Stray Cat Information

Helpful Links

Facts

  • Every year, 3,000-4,000 cats come into Multnomah County Animal Services.
  • The majority of these cats come in during the warmer months of the year, also known as kitten season.
  • Lack of space and the high stress of crowded conditions make it more likely that cats will be euthanized during "kitten season".
  • In order to reduce euthanasia in cats, we are asking the public to help.

How Can You Help?

If you have a stray cat in your neighborhood, don’t assume it's homeless

Cats are allowed to be “at large” according to the Multnomah County ordinance. However, if a cat is on your property, there are things you can do to discourage it.

Trap/Neuter/Return (TNR)

If there are a number of stray cats in your neighborhood, consider a trap/neuter/return (TNR) program. This humane program has proven results nationwide in alleviating many of the problems associated with stray and/or feral cats.

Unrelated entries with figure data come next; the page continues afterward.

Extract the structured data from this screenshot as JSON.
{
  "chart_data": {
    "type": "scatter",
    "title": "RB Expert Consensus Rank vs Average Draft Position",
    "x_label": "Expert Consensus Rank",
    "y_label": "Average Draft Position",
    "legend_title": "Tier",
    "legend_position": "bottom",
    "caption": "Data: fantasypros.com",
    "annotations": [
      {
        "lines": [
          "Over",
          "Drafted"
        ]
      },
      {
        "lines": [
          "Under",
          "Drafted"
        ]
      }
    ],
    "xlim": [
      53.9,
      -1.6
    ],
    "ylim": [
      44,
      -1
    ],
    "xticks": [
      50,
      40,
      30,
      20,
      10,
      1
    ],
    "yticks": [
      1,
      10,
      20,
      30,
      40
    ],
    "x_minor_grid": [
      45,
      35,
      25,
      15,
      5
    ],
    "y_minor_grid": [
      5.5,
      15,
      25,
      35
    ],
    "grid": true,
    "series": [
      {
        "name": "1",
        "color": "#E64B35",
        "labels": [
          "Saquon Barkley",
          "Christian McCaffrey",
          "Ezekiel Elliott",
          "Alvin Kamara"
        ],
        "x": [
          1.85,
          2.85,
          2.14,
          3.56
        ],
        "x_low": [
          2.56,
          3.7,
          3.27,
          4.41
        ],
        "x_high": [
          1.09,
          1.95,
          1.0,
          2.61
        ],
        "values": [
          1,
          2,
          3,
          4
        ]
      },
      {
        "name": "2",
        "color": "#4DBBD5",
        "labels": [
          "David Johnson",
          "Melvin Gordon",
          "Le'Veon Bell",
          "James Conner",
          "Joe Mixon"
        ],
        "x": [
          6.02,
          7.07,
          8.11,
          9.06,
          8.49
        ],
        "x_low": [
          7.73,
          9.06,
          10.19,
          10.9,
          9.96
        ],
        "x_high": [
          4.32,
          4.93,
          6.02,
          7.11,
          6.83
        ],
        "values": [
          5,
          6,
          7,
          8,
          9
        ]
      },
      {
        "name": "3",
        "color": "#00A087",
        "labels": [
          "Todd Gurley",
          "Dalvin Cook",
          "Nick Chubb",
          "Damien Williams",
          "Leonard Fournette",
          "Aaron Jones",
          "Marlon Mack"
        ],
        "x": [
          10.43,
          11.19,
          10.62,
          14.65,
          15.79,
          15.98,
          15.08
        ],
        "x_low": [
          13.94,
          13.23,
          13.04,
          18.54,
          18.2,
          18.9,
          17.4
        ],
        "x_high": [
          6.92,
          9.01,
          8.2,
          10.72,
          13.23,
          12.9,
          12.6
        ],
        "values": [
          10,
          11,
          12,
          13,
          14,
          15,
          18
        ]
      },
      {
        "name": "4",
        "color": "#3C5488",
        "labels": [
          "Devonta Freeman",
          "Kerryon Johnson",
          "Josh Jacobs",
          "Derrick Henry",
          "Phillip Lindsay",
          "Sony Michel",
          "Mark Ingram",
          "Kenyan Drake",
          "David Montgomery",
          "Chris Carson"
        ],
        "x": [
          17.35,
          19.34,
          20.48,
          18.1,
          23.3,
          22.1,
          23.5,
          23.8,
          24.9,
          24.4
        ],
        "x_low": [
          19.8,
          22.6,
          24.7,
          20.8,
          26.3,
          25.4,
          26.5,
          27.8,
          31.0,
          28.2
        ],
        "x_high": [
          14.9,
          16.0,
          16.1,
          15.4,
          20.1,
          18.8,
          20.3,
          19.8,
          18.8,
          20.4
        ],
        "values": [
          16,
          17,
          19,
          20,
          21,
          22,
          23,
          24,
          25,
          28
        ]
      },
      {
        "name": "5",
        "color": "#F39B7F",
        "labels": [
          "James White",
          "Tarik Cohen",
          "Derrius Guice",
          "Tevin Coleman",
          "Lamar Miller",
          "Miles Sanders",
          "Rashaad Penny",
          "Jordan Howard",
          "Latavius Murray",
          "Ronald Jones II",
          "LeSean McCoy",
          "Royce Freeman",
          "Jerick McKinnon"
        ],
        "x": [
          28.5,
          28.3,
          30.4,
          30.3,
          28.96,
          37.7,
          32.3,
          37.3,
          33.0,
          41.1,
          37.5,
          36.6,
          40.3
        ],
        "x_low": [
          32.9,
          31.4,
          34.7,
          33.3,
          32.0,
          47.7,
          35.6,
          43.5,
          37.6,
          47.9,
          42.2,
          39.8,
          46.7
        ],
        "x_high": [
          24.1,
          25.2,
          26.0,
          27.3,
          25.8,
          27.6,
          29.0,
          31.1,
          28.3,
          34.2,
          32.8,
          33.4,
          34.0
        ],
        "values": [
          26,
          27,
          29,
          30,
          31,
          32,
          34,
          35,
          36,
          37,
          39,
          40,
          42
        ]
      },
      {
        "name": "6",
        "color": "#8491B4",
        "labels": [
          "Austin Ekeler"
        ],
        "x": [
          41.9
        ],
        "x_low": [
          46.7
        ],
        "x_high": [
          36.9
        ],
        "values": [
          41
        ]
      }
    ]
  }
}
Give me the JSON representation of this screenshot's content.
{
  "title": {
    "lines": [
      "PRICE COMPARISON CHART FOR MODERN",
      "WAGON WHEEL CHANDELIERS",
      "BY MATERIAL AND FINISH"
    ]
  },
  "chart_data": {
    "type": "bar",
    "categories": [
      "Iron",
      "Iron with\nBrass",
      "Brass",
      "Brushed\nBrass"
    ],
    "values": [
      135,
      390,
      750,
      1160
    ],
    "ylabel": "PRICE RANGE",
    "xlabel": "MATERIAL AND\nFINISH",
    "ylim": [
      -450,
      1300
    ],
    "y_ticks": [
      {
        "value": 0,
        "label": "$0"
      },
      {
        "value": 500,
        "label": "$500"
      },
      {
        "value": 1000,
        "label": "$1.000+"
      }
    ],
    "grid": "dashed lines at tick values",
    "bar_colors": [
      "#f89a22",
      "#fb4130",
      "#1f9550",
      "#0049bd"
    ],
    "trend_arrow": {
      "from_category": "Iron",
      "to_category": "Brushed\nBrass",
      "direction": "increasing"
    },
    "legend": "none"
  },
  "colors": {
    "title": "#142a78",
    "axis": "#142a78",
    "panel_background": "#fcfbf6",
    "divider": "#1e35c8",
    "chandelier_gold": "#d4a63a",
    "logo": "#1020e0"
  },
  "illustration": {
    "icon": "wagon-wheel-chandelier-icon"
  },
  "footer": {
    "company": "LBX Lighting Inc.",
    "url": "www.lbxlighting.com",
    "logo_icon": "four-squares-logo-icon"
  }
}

Consider keeping stray kittens (and their mothers) until the kittens weigh at least 2.5 lbs

At 2.5 lbs, the kittens can be safely spayed/neutered and adopted into loving homes. Unweaned kittens without mothers are often called bottle-fed babies. A few organizations may be able to accept bottle fed kittens, or give you guidance on how to bottle feed kittens. To learn more about what to do if you find kittens, please see our "If You Find Kittens" web page.

Be an advocate!

If you bring in a stray, get his/her animal number and call back to check on the cat’s progress. Be willing to foster, adopt or market your cat if space, stress or health become an issue preventing the cat from being adopted.

Keep your "Cats Safe at Home"

Cats Safe at Home is a campaign to encourage cat owners to keep their cats safely contained. Indoor cats can enjoy the outdoors in an outside enclosure or you can train them to walk on a leash. Not allowing your cat to roam free will prevent it from being exposed to hazards, disease, wildlife predation or becoming lost. It will also help reduce the impacts of cats on local wildlife. More than 40 percent of the animals treated at the Portland Audubon Wildlife Care Center have cat-related injuries. Keeping cats inside is especially important during spring when young birds are learning to fly and are extremely vulnerable. For more information about cats and wildlife, visit the Audubon Society of Portland. HSUS has guidelines for how to bring your outdoor cat inside permanently.

Spay and neuter your own pets and get others to do the same

The Animal Shelter Alliance of Portland (ASAP) has determined that an additional 10,000 cats per year will need to be spayed/neutered for five years to simply get the population under control. Please don’t hesitate! See our spay/neuter resource page!

License your dogs and cats

These fees go to help homeless, stray animals in the community.

Never abandon your cat

If you can no longer care for your cat, please find it a new home or if necessary bring it to the shelter. Abandoning a cat is illegal and inhumane. It is never an acceptable solution. Please don't contribute to the stray cat population.

If you absolutely must bring a stray or feral cat to MCAS, we have a one cat per day limit.